Evoluiu com elevação persistente de transaminases e enzimas canaliculares em uso de ácido ursodesoxicólico, com alterações ultrassonográficas (fígado heterogêneo, com bordas rombas e aumento do diâmetro e ecogenicidade da veia porta, poliesplenia). Aos 2 anos e 10 meses, apresentou hemorragia digestiva alta secundária a úlcera gástrica ativa. A endoscopia digestiva alta evidenciou também varizes esofágicas e gástricas, sendo realizado protocolo de tratamento endoscópico com múltiplas sessões de ligadura elástica e uso de propranolol com boa resposta, além do uso de inibidor de bomba de prótons (omeprazol). Durante o seguimento apresentou também gastropatia da hipertensão portal. Não apresentou outros episódios dwe hemorragia digestiva. Atualmente com 4 anos de idade, estável, com bom ganho pondero-estatural (no percentil 75 de peso e de altura para a idade) desenvolvimento neuropsicomotor adequado, bilirrubina total: 0.6mg/dL, albumina: 4,2g/dL e RNI: 1,26. Na Figura 1, podemos observar alguns sinais dismórficos, como frontal largo e abaulado, cílios longos e hipertelorismo, além de estrabismo divergente.

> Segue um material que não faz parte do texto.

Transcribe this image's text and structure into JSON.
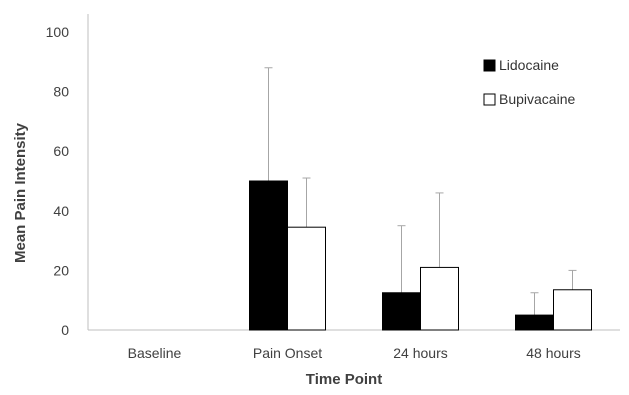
{
  "chart_data": {
    "type": "bar",
    "title": "",
    "xlabel": "Time Point",
    "ylabel": "Mean Pain Intensity",
    "ylim": [
      0,
      100
    ],
    "yticks": [
      0,
      20,
      40,
      60,
      80,
      100
    ],
    "categories": [
      "Baseline",
      "Pain Onset",
      "24 hours",
      "48 hours"
    ],
    "series": [
      {
        "name": "Lidocaine",
        "color": "#000000",
        "values": [
          0,
          50,
          12.5,
          5
        ],
        "error_upper": [
          0,
          38,
          22.5,
          7.5
        ]
      },
      {
        "name": "Bupivacaine",
        "color": "#ffffff",
        "values": [
          0,
          34.5,
          21,
          13.5
        ],
        "error_upper": [
          0,
          16.5,
          25,
          6.5
        ]
      }
    ],
    "grid": false,
    "legend": "top-right"
  }
}
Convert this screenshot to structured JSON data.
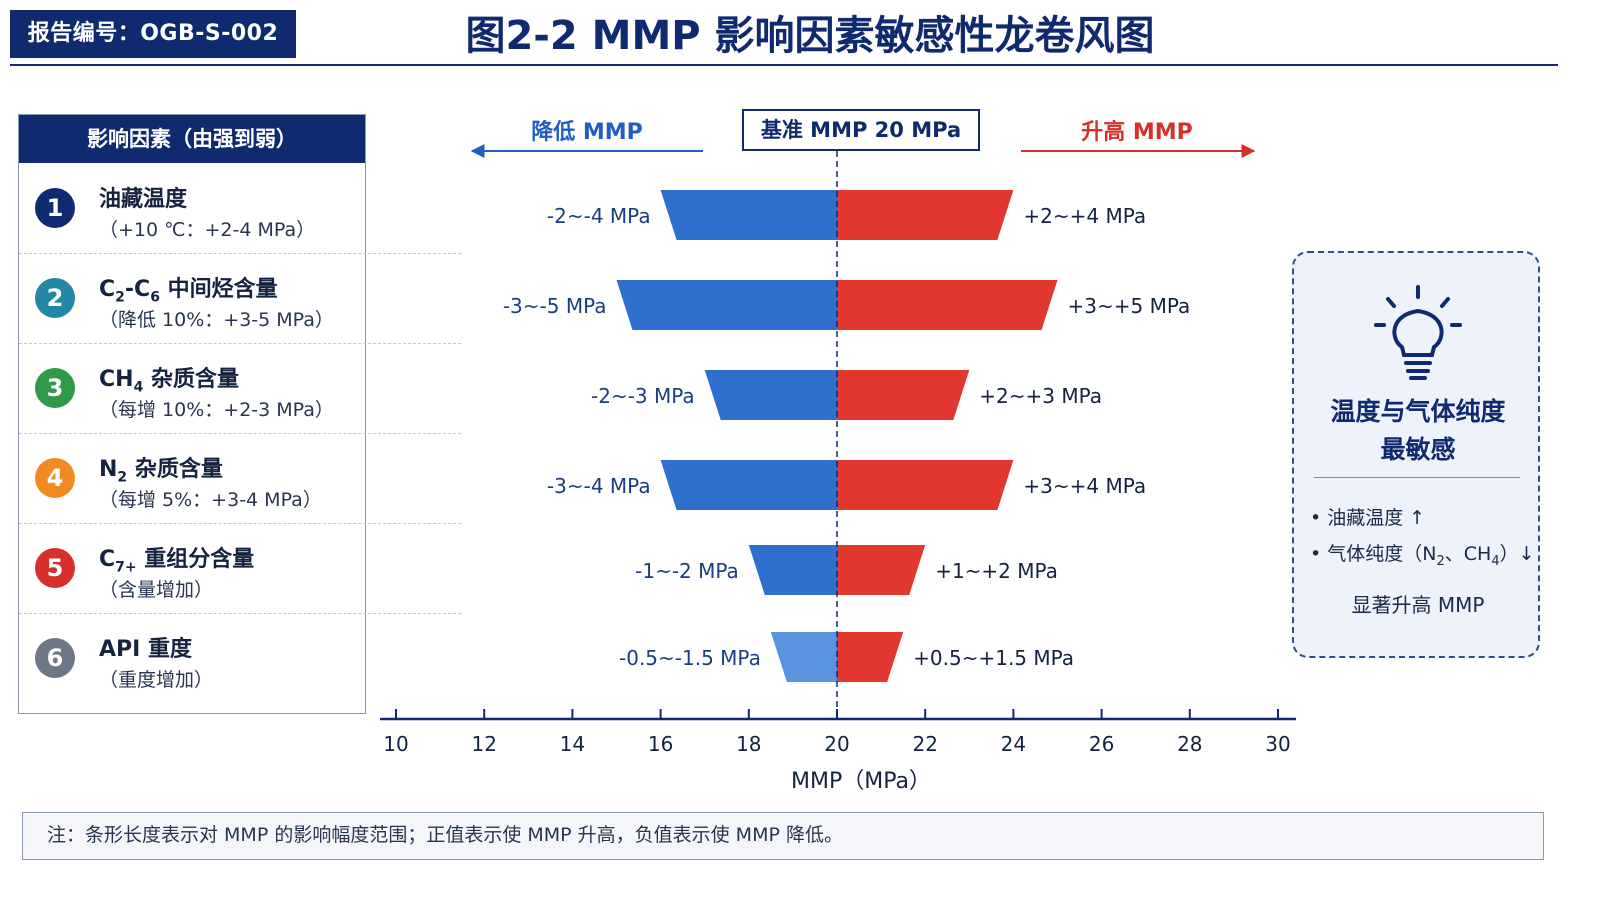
{
  "header": {
    "report_no": "报告编号：OGB-S-002",
    "title": "图2-2  MMP 影响因素敏感性龙卷风图"
  },
  "factors": {
    "header": "影响因素（由强到弱）",
    "items": [
      {
        "num": "1",
        "name": "油藏温度",
        "desc": "（+10 ℃：+2-4 MPa）",
        "color": "#0f2a6e"
      },
      {
        "num": "2",
        "name_main": "C",
        "name_sub1": "2",
        "name_mid": "-C",
        "name_sub2": "6",
        "name_tail": " 中间烃含量",
        "desc": "（降低 10%：+3-5 MPa）",
        "color": "#2288a6"
      },
      {
        "num": "3",
        "name_main": "CH",
        "name_sub1": "4",
        "name_tail": " 杂质含量",
        "desc": "（每增 10%：+2-3 MPa）",
        "color": "#2e9a4a"
      },
      {
        "num": "4",
        "name_main": "N",
        "name_sub1": "2",
        "name_tail": " 杂质含量",
        "desc": "（每增 5%：+3-4 MPa）",
        "color": "#f08a24"
      },
      {
        "num": "5",
        "name_main": "C",
        "name_sub1": "7+",
        "name_tail": " 重组分含量",
        "desc": "（含量增加）",
        "color": "#d6302a"
      },
      {
        "num": "6",
        "name": "API 重度",
        "desc": "（重度增加）",
        "color": "#6d7788"
      }
    ]
  },
  "chart_labels": {
    "decrease_label": "降低 MMP",
    "increase_label": "升高 MMP",
    "baseline_label": "基准 MMP 20 MPa"
  },
  "chart_data": {
    "type": "bar",
    "orientation": "horizontal-tornado",
    "baseline": 20,
    "xlabel": "MMP（MPa）",
    "xlim": [
      10,
      30
    ],
    "xticks": [
      10,
      12,
      14,
      16,
      18,
      20,
      22,
      24,
      26,
      28,
      30
    ],
    "categories": [
      "油藏温度",
      "C2-C6 中间烃含量",
      "CH4 杂质含量",
      "N2 杂质含量",
      "C7+ 重组分含量",
      "API 重度"
    ],
    "bars": [
      {
        "neg_min": -2,
        "neg_max": -4,
        "pos_min": 2,
        "pos_max": 4,
        "neg_label": "-2~-4 MPa",
        "pos_label": "+2~+4 MPa"
      },
      {
        "neg_min": -3,
        "neg_max": -5,
        "pos_min": 3,
        "pos_max": 5,
        "neg_label": "-3~-5 MPa",
        "pos_label": "+3~+5 MPa"
      },
      {
        "neg_min": -2,
        "neg_max": -3,
        "pos_min": 2,
        "pos_max": 3,
        "neg_label": "-2~-3 MPa",
        "pos_label": "+2~+3 MPa"
      },
      {
        "neg_min": -3,
        "neg_max": -4,
        "pos_min": 3,
        "pos_max": 4,
        "neg_label": "-3~-4 MPa",
        "pos_label": "+3~+4 MPa"
      },
      {
        "neg_min": -1,
        "neg_max": -2,
        "pos_min": 1,
        "pos_max": 2,
        "neg_label": "-1~-2 MPa",
        "pos_label": "+1~+2 MPa"
      },
      {
        "neg_min": -0.5,
        "neg_max": -1.5,
        "pos_min": 0.5,
        "pos_max": 1.5,
        "neg_label": "-0.5~-1.5 MPa",
        "pos_label": "+0.5~+1.5 MPa"
      }
    ],
    "colors": {
      "negative": "#2f6fce",
      "negative_light": "#5b93de",
      "positive": "#e2372f",
      "axis": "#0f2a6e"
    },
    "grid": false
  },
  "insight": {
    "icon": "lightbulb-icon",
    "title_line1": "温度与气体纯度",
    "title_line2": "最敏感",
    "bullet1": "油藏温度 ↑",
    "bullet2_pre": "气体纯度（N",
    "bullet2_sub1": "2",
    "bullet2_mid": "、CH",
    "bullet2_sub2": "4",
    "bullet2_post": "）↓",
    "conclusion": "显著升高 MMP"
  },
  "note": "注：条形长度表示对 MMP 的影响幅度范围；正值表示使 MMP 升高，负值表示使 MMP 降低。"
}
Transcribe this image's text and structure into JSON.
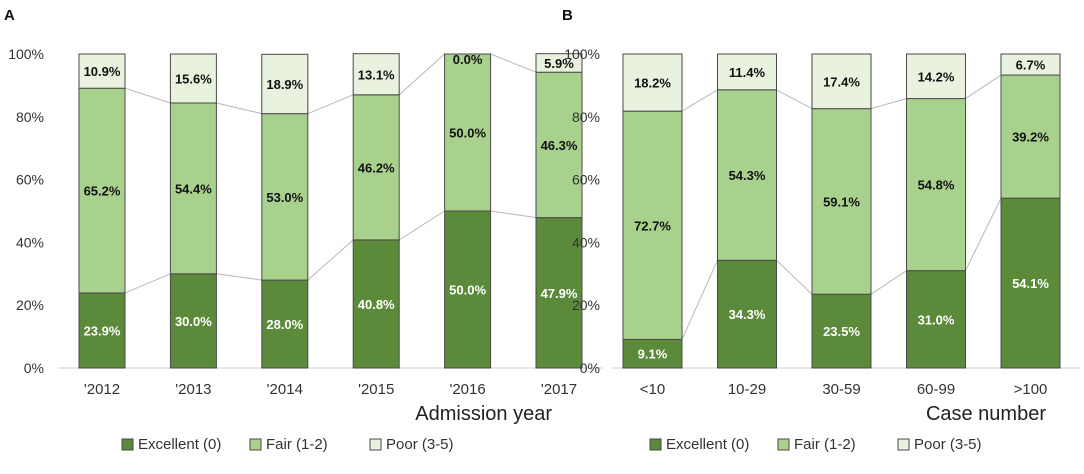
{
  "colors": {
    "excellent": "#5a8a3a",
    "fair": "#a9d18e",
    "poor": "#e8f2de",
    "border": "#4a4a4a",
    "connector": "#b8b8b8"
  },
  "chart_data": [
    {
      "type": "bar",
      "stacked": true,
      "panel": "A",
      "xlabel": "Admission year",
      "ylabel": "",
      "ylim": [
        0,
        100
      ],
      "yticks": [
        "0%",
        "20%",
        "40%",
        "60%",
        "80%",
        "100%"
      ],
      "categories": [
        "'2012",
        "'2013",
        "'2014",
        "'2015",
        "'2016",
        "'2017"
      ],
      "series": [
        {
          "name": "Excellent (0)",
          "key": "excellent",
          "values": [
            23.9,
            30.0,
            28.0,
            40.8,
            50.0,
            47.9
          ],
          "labels": [
            "23.9%",
            "30.0%",
            "28.0%",
            "40.8%",
            "50.0%",
            "47.9%"
          ]
        },
        {
          "name": "Fair (1-2)",
          "key": "fair",
          "values": [
            65.2,
            54.4,
            53.0,
            46.2,
            50.0,
            46.3
          ],
          "labels": [
            "65.2%",
            "54.4%",
            "53.0%",
            "46.2%",
            "50.0%",
            "46.3%"
          ]
        },
        {
          "name": "Poor (3-5)",
          "key": "poor",
          "values": [
            10.9,
            15.6,
            18.9,
            13.1,
            0.0,
            5.9
          ],
          "labels": [
            "10.9%",
            "15.6%",
            "18.9%",
            "13.1%",
            "0.0%",
            "5.9%"
          ]
        }
      ]
    },
    {
      "type": "bar",
      "stacked": true,
      "panel": "B",
      "xlabel": "Case number",
      "ylabel": "",
      "ylim": [
        0,
        100
      ],
      "yticks": [
        "0%",
        "20%",
        "40%",
        "60%",
        "80%",
        "100%"
      ],
      "categories": [
        "<10",
        "10-29",
        "30-59",
        "60-99",
        ">100"
      ],
      "series": [
        {
          "name": "Excellent (0)",
          "key": "excellent",
          "values": [
            9.1,
            34.3,
            23.5,
            31.0,
            54.1
          ],
          "labels": [
            "9.1%",
            "34.3%",
            "23.5%",
            "31.0%",
            "54.1%"
          ]
        },
        {
          "name": "Fair (1-2)",
          "key": "fair",
          "values": [
            72.7,
            54.3,
            59.1,
            54.8,
            39.2
          ],
          "labels": [
            "72.7%",
            "54.3%",
            "59.1%",
            "54.8%",
            "39.2%"
          ]
        },
        {
          "name": "Poor (3-5)",
          "key": "poor",
          "values": [
            18.2,
            11.4,
            17.4,
            14.2,
            6.7
          ],
          "labels": [
            "18.2%",
            "11.4%",
            "17.4%",
            "14.2%",
            "6.7%"
          ]
        }
      ]
    }
  ]
}
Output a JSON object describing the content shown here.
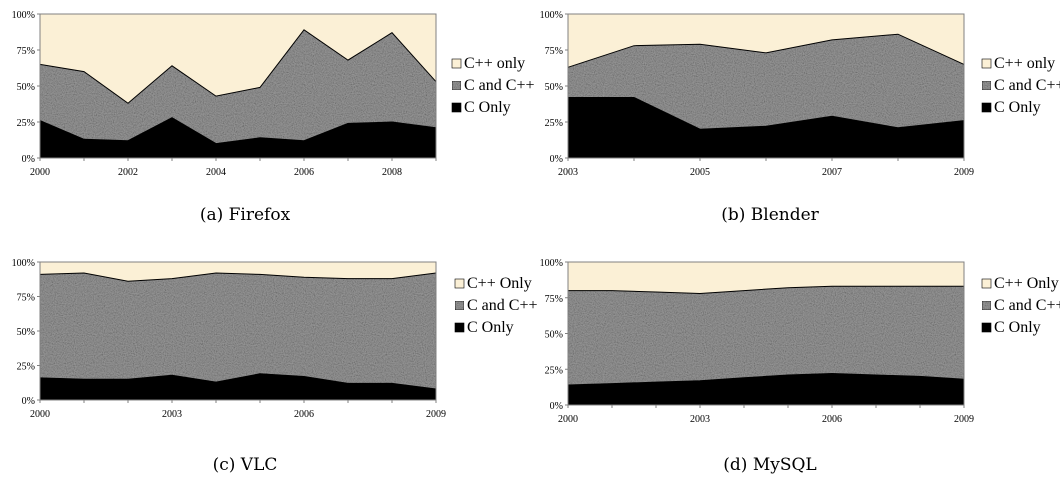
{
  "colors": {
    "cpp_only": "#fbf0d6",
    "c_and_cpp": "#9c9c9c",
    "c_only": "#000000",
    "border": "#808080"
  },
  "chart_data": [
    {
      "type": "area",
      "caption": "(a)  Firefox",
      "x": [
        2000,
        2001,
        2002,
        2003,
        2004,
        2005,
        2006,
        2007,
        2008,
        2009
      ],
      "xticks": [
        "2000",
        "2002",
        "2004",
        "2006",
        "2008"
      ],
      "xtick_values": [
        2000,
        2002,
        2004,
        2006,
        2008
      ],
      "yticks": [
        "0%",
        "25%",
        "50%",
        "75%",
        "100%"
      ],
      "ylim": [
        0,
        100
      ],
      "stacked": true,
      "series": [
        {
          "name": "C Only",
          "values": [
            26,
            13,
            12,
            28,
            10,
            14,
            12,
            24,
            25,
            21
          ]
        },
        {
          "name": "C and C++",
          "values": [
            39,
            47,
            26,
            36,
            33,
            35,
            77,
            44,
            62,
            32
          ]
        },
        {
          "name": "C++ only",
          "values": [
            35,
            40,
            62,
            36,
            57,
            51,
            11,
            32,
            13,
            47
          ]
        }
      ],
      "legend": [
        "C++ only",
        "C and C++",
        "C Only"
      ],
      "legend_position": "right"
    },
    {
      "type": "area",
      "caption": "(b)  Blender",
      "x": [
        2003,
        2004,
        2005,
        2006,
        2007,
        2008,
        2009
      ],
      "xticks": [
        "2003",
        "2005",
        "2007",
        "2009"
      ],
      "xtick_values": [
        2003,
        2005,
        2007,
        2009
      ],
      "yticks": [
        "0%",
        "25%",
        "50%",
        "75%",
        "100%"
      ],
      "ylim": [
        0,
        100
      ],
      "stacked": true,
      "series": [
        {
          "name": "C Only",
          "values": [
            42,
            42,
            20,
            22,
            29,
            21,
            26
          ]
        },
        {
          "name": "C and C++",
          "values": [
            21,
            36,
            59,
            51,
            53,
            65,
            39
          ]
        },
        {
          "name": "C++ only",
          "values": [
            37,
            22,
            21,
            27,
            18,
            14,
            35
          ]
        }
      ],
      "legend": [
        "C++ only",
        "C and C++",
        "C Only"
      ],
      "legend_position": "right"
    },
    {
      "type": "area",
      "caption": "(c)  VLC",
      "x": [
        2000,
        2001,
        2002,
        2003,
        2004,
        2005,
        2006,
        2007,
        2008,
        2009
      ],
      "xticks": [
        "2000",
        "2003",
        "2006",
        "2009"
      ],
      "xtick_values": [
        2000,
        2003,
        2006,
        2009
      ],
      "yticks": [
        "0%",
        "25%",
        "50%",
        "75%",
        "100%"
      ],
      "ylim": [
        0,
        100
      ],
      "stacked": true,
      "series": [
        {
          "name": "C Only",
          "values": [
            16,
            15,
            15,
            18,
            13,
            19,
            17,
            12,
            12,
            8
          ]
        },
        {
          "name": "C and C++",
          "values": [
            75,
            77,
            71,
            70,
            79,
            72,
            72,
            76,
            76,
            84
          ]
        },
        {
          "name": "C++ Only",
          "values": [
            9,
            8,
            14,
            12,
            8,
            9,
            11,
            12,
            12,
            8
          ]
        }
      ],
      "legend": [
        "C++ Only",
        "C and C++",
        "C Only"
      ],
      "legend_position": "right"
    },
    {
      "type": "area",
      "caption": "(d)  MySQL",
      "x": [
        2000,
        2001,
        2002,
        2003,
        2004,
        2005,
        2006,
        2007,
        2008,
        2009
      ],
      "xticks": [
        "2000",
        "2003",
        "2006",
        "2009"
      ],
      "xtick_values": [
        2000,
        2003,
        2006,
        2009
      ],
      "yticks": [
        "0%",
        "25%",
        "50%",
        "75%",
        "100%"
      ],
      "ylim": [
        0,
        100
      ],
      "stacked": true,
      "series": [
        {
          "name": "C Only",
          "values": [
            14,
            15,
            16,
            17,
            19,
            21,
            22,
            21,
            20,
            18
          ]
        },
        {
          "name": "C and C++",
          "values": [
            66,
            65,
            63,
            61,
            61,
            61,
            61,
            62,
            63,
            65
          ]
        },
        {
          "name": "C++ Only",
          "values": [
            20,
            20,
            21,
            22,
            20,
            18,
            17,
            17,
            17,
            17
          ]
        }
      ],
      "legend": [
        "C++ Only",
        "C and C++",
        "C Only"
      ],
      "legend_position": "right"
    }
  ]
}
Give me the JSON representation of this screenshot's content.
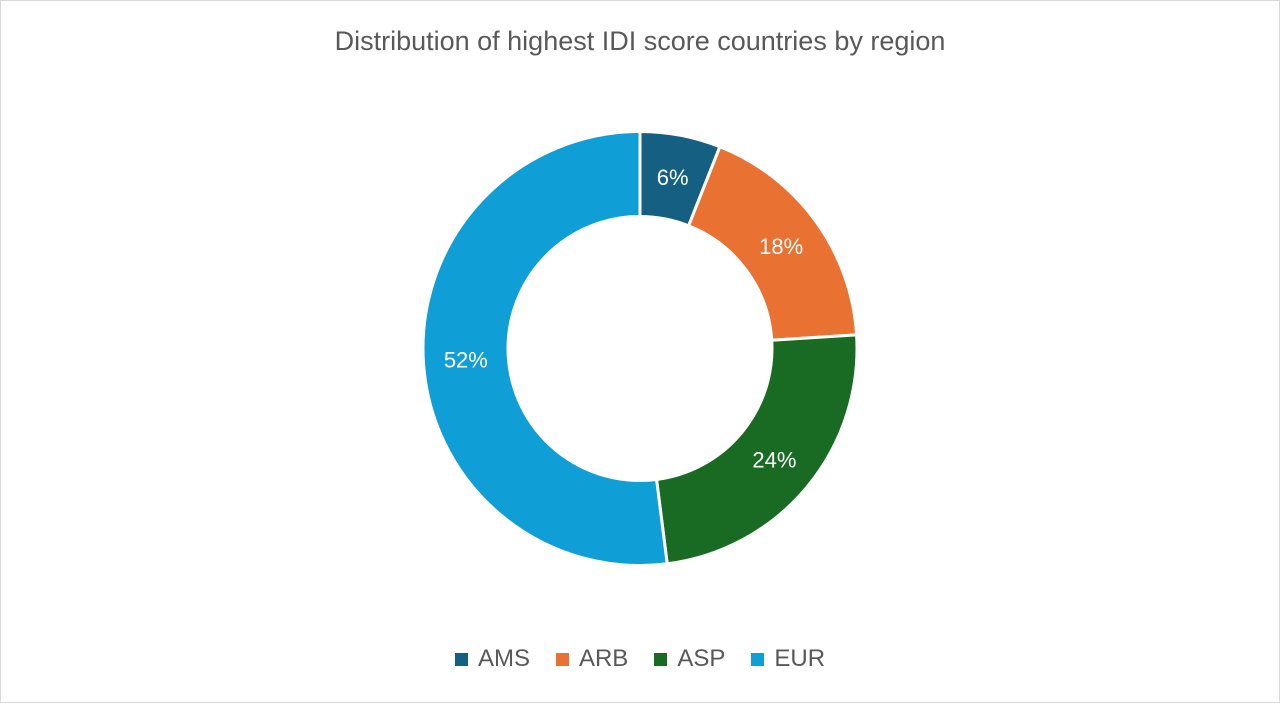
{
  "chart_data": {
    "type": "pie",
    "variant": "donut",
    "title": "Distribution of highest IDI score countries by region",
    "categories": [
      "AMS",
      "ARB",
      "ASP",
      "EUR"
    ],
    "values": [
      6,
      18,
      24,
      52
    ],
    "data_labels": [
      "6%",
      "18%",
      "24%",
      "52%"
    ],
    "colors": [
      "#156082",
      "#E97132",
      "#196B24",
      "#0F9ED5"
    ],
    "legend_position": "bottom"
  }
}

Figura 1. Foto do paciente com 4 anos, apresentando osso frontal largo e abaulado, cílios longos, hipertelorismo e estrabismo divergente.



DISCUSSÃO

A atresia biliar (AB) não possui etiologia definida, apresenta-se clinicamente com icterícia colestática de início no período neonatal, podendo estar associada a outras malformações, e tem incidência variável em diferentes países4-6. Entre os exames que podem ser úteis na investigação, destacam-se testes bioquímicos, ultrassonografia abdominal, cintilografia hepatobiliar, colangiorressonância magnética e biópsia hepática. A análise histológica possui melhor acurácia quando comparada aos métodos não invasivos, mas a combinação de testes não invasivos pode ser utilizada no diagnóstico diferencial da colestase neonatal7. Outros marcadores têm sido estudados, entre eles a metaloproteinase-7 (MMP-7), que tem mostrado elevada sensibilidade e especificidade para AB8.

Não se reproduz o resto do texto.